Comme l'attracteur étrange, tout paysage doit s'être lentement déposé dans l'esprit avant de pouvoir exister dans le réel. C'est pourquoi les peintres de paysage l'ont traqué dans les replis de leur mémoire avant de le reconnaître activement aux détours sinueux de tous les chemins. De la même façon que tout texte est potentiellement littérature, mais ne le devient que si les lecteurs y reconnaissent poésie ou grandeur, de la même façon toute contrée, toute ville, bourgade, ou banlieue, toute rue ou courée, peut devenir paysage si et seulement si elle arrive à capter l'attention des poètes.
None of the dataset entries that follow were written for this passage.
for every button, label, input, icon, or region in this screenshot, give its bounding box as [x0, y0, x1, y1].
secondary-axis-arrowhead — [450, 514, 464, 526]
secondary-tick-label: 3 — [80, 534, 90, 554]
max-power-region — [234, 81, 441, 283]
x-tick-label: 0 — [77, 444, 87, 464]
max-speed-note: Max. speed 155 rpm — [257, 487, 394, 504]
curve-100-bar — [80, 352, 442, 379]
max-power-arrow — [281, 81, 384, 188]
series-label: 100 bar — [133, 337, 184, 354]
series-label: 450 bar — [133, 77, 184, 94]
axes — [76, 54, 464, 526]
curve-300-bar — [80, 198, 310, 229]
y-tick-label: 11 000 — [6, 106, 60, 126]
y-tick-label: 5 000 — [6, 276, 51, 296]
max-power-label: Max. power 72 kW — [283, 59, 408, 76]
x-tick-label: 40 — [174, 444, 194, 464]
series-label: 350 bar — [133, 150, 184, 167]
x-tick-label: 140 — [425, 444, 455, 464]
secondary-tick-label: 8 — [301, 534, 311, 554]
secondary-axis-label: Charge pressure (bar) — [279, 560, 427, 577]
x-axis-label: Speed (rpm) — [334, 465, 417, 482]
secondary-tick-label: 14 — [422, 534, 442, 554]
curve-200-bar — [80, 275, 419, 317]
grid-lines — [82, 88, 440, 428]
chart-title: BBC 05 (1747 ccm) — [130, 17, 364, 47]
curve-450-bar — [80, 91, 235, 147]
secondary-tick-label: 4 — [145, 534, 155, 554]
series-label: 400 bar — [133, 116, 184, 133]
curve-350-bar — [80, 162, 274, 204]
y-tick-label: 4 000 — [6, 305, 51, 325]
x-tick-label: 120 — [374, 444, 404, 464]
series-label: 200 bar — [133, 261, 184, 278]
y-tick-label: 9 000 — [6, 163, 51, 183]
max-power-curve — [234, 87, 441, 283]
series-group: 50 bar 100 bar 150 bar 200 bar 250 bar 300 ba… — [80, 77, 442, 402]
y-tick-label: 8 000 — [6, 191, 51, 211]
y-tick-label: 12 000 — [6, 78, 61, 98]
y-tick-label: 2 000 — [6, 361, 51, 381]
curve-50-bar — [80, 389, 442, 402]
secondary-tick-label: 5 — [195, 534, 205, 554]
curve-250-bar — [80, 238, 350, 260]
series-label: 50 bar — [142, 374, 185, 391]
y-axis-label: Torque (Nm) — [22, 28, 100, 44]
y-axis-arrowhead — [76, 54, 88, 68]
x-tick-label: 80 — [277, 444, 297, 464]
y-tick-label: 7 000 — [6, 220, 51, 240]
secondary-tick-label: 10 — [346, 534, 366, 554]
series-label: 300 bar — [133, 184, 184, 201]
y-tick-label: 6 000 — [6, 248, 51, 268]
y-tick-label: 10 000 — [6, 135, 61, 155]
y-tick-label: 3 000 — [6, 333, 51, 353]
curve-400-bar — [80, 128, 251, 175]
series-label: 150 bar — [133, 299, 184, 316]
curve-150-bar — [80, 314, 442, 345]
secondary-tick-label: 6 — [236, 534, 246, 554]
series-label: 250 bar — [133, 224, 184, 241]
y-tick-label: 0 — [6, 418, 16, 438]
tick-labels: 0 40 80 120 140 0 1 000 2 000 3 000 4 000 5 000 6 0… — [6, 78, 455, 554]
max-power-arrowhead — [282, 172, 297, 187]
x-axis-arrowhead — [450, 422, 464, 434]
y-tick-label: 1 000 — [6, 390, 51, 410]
La question pourrait donc être : qui sont les poètes d'aujourd'hui ? Et que regardent-ils dans ce monde où l'urbanisation galopante et la culture des banlieues bousculent de plus en plus les repères de l'homme rural qui sommeille au fond de chacun de nous, depuis l'époque néolithique (car l'homme urbain des siècles passés a toujours les pieds dans la glèbe des campagnes) ? Keneth White, à travers ce qu'il nomme la géopoétique, tente de définir ce nouveau regard poétique sur le monde.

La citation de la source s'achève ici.